- Open Access
Identifying common components across biological network graphs using a bipartite data model
BMC Proceedingsvolume 8, Article number: S4 (2014)
The GeneWeaver bipartite data model provides an efficient means to evaluate shared molecular components from sets derived across diverse species, disease states and biological processes. In order to adapt this model for examining related molecular components and biological networks, such as pathway or gene network data, we have developed a means to leverage the bipartite data structure to extract and analyze shared edges. Using the Pathway Commons database we demonstrate the ability to rapidly identify shared connected components among a diverse set of pathways. In addition, we illustrate how results from maximal bipartite discovery can be decomposed into hierarchical relationships, allowing shared pathway components to be mapped through various parent-child relationships to help visualization and discovery of emergent kernel driven relationships. Interrogating common relationships among biological networks and conventional GeneWeaver gene lists will increase functional specificity and reliability of the shared biological components. This approach enables self-organization of biological processes through shared biological networks.
The GeneWeaver system (http://www.geneweaver.org) offers a web-based platform for the integrated analysis of experimental data across a diversity of species and data types [1, 2]. The current production implementation of GeneWeaver captures sets of genes derived from genome and genetic experimentation and annotations of curated community resources, including literature, community ontologies, and user-defined or domain-specific sets.

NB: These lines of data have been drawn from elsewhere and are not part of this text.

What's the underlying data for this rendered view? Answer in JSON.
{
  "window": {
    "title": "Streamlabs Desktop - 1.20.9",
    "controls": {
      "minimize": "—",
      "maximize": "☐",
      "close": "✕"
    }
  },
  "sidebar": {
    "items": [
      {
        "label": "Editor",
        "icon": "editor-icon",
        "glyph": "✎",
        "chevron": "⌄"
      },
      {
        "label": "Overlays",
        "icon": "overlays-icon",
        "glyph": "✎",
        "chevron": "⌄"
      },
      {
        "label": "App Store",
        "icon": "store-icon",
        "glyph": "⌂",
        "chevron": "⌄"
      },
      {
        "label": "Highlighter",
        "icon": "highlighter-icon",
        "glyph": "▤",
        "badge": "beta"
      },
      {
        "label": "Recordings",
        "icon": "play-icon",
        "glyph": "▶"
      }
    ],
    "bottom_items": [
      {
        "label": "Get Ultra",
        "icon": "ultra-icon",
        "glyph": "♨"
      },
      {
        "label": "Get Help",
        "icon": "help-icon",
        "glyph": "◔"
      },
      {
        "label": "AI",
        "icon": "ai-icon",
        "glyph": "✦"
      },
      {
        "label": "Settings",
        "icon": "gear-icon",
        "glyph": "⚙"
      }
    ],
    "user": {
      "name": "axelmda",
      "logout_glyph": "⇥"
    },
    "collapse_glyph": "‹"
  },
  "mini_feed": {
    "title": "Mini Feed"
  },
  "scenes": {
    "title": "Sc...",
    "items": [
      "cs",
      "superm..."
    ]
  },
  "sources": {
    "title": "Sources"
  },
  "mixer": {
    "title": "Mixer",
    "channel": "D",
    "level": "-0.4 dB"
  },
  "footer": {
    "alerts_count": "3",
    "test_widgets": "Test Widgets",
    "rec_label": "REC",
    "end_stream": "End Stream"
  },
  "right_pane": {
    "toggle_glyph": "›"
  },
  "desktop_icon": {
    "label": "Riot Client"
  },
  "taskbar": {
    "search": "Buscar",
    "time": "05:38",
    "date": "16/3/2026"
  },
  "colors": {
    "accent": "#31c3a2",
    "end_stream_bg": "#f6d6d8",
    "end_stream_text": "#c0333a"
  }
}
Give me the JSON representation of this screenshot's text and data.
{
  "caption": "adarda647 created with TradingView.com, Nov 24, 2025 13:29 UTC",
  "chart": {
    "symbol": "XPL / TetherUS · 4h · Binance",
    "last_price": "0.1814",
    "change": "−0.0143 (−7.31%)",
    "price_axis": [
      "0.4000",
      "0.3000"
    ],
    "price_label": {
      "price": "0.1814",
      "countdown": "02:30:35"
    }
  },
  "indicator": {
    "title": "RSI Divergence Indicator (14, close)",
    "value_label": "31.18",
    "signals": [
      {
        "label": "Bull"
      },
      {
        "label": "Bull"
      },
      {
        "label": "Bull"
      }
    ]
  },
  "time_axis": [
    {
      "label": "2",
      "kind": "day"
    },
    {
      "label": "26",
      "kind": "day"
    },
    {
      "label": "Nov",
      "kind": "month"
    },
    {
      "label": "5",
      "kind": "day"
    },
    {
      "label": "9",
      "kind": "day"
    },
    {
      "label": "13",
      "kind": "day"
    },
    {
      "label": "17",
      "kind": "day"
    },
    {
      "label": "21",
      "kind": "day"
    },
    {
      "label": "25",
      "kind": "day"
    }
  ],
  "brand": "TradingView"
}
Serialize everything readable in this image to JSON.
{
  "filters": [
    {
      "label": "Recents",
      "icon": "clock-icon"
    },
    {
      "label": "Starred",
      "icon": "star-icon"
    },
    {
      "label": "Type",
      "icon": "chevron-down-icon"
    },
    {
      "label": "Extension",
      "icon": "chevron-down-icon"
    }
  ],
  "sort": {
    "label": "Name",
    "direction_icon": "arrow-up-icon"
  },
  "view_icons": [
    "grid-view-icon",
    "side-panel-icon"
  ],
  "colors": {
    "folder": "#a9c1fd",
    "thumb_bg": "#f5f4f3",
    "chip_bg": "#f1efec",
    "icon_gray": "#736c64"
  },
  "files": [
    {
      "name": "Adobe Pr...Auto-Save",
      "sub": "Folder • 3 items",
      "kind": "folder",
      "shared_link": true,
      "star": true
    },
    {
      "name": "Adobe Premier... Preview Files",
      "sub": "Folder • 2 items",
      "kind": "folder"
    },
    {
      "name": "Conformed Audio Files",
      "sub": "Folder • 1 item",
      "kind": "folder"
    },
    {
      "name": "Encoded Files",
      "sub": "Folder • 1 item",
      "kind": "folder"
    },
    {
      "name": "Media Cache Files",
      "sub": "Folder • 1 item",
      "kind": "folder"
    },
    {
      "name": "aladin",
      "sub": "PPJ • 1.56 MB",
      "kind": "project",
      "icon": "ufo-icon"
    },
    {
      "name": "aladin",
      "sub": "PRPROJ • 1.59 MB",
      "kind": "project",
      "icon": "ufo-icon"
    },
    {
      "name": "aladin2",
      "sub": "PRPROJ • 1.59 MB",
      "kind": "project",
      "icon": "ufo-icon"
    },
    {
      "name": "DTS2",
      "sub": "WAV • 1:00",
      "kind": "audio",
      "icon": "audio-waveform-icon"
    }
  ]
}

Each unique representation of a gene set is mapped to a defined notion of biological process, disease state, or behavior construct. The bipartite association of genes to larger bio-behavioral assertions allows GeneWeaver to apply a wide variety of combinatorial approaches to interrogate aggregated sets of genes for common genetic components. For example, the GeneWeaver hierarchical similarity tool  leverages the application of an exhaustive maximal biclique analysis to identify the inherent hierarchical relationships of shared components in multiple described processes. Discovery of genes related to numerous independently identified but related processes has proven to be a rapid method to discover the convergence of biological processes [4, 5].
While the elucidation of common gene components in numerous and diverse sets of genes has proven to be highly valuable for examining the shared relationships in sets of independent process components, it does not explicitly identify gene-gene relationships shared among the same multiple biological processes. Framing this as the common sub-graph problem can successfully identify a set of common edges within a larger set of edges when the nodes have identifiers, as is the case with GeneWeaver. However, in place of traditional approaches, we demonstrate how bipartite graph exploration, as is implemented in GeneWeaver, can be adopted for the discovery of hierarchical edge relationships among a set of networks. This enables the common sub-graphs to be used as intrinsic classifiers for biological processes, concepts or entities for which the network graphs are derived.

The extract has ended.